The Julie Saul Gallery is pleased to present our third solo exhibition of Charlotte Dumas: Anima. The series was commissioned by and recently exhibited at the Corcoran Gallery of Art and is comprised of portraits of the majestic burial horses of Arlington National Cemetery. Dumas photographed these animals in their stalls as they relaxed and moved towards sleep after a day of work. Exposed only with available light, these pictures are both powerful and intimate. She has also created a video work portraying the animals at rest that will be screened in the project gallery.
Drawing inspiration from classical portrait painting of the 17th century Dutch Golden Age, Dumas travels the world making evocative formal portraits of animals. She characterizes them by their utility, social function, or by the way they relate to people. "The bond between mankind and animals, and the extensive history that it accompanies, is my great interest," says Dumas as she seeks to express how humans "use and regard animals for our own purposes, literally and symbolically."

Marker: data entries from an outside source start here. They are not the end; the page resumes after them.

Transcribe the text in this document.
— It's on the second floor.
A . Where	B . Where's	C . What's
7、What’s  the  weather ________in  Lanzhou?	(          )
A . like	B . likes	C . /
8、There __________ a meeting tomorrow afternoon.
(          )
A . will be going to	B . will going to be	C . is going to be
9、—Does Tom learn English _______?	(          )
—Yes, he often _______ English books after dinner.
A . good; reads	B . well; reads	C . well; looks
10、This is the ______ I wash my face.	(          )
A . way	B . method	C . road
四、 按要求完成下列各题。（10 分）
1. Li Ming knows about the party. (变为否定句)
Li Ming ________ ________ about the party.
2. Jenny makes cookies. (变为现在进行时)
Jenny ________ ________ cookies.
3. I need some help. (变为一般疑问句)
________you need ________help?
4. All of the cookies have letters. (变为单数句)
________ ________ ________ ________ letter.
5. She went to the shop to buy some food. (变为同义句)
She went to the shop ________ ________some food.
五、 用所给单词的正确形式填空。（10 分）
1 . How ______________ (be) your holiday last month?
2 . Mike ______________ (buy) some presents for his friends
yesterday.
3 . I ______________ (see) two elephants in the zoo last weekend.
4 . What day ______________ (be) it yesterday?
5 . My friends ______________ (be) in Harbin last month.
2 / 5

This body of work follows numerous tightly edited series made by Dumas in the last decade that have been published and exhibited widely. In 2002 Bomb Magazine published the "Police Dogs", and her series called "Day is Done" depicting the military horses of Rome was shot in 2003 and shown at Dumas' Dutch dealer Paul Andriesse in 2004. She has worked with tigers, wolves, working and stray dogs, and most notably in 2011 her "Retrieved" series in which she located most of the surviving dogs that did retrieval work after 9/11. Many catalogs and monographs have been published on
Dumas' work and they will be available for viewing and purchase at the exhibition.
Currently, a major survey of Dumas' work is on exhibition at the Institut Néerlandais in Paris through January 20, 2013.